The presented study evaluates the effect of water-table depth on groundwater evaporation (Eg) and recharge (Rg) when they occurred alternately. A lysimeter experiment incorporating a 1-year-long bromide tracer test was conducted under conditions with a range of maintained water-table depths. The results revealed that both the Rg and Eg decreased as the water table fell, until it was down to the extinction depth of groundwater evaporation (EDGE, 2.4 m). The annual quantity of Rg started to be stable at 100 mm when the water table was below the EDGE, since the maximum soil-water deficit no longer increased.
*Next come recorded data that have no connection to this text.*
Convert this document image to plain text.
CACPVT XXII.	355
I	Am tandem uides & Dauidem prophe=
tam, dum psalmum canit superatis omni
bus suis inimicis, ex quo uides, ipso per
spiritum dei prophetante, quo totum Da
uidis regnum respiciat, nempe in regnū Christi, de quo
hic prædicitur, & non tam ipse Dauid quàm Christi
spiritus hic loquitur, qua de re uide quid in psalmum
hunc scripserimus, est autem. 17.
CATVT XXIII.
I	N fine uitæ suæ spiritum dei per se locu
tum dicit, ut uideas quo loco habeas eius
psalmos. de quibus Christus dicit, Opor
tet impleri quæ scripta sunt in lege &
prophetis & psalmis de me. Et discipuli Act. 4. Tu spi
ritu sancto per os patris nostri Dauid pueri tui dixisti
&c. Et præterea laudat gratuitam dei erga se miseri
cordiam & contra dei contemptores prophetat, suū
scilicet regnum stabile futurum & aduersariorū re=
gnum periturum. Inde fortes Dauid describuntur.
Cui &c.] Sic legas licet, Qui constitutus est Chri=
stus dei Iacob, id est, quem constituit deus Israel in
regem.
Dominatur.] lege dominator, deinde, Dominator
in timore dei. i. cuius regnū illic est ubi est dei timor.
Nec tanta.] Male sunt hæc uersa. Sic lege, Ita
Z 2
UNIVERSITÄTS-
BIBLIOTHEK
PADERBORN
When the water table was above the EDGE, Rg and Eg restricted each other and thus occurred alternately; in the wet season, >68% of the annual Rg occurred, with only <10% of the annual Eg. The fast response of the soil-water potential to irrigation and soil evaporation tended to make the gradient of the whole potential profile unidirectional when the water table was shallow, which promoted both Rg and Eg. Taking soil evaporation, Rg and Eg into account, the inversely calculated position of the bromide concentration peak was close to the actual position, suggesting that bromide tracer is effective for tracing the complicated processes of the unsaturated zone flow when Rg and Eg occur alternately. The study improved understanding of the way that the water table affects Rg and Eg in the shallow groundwater area and proved that bromide tracer would be an innovative technique to estimate Eg.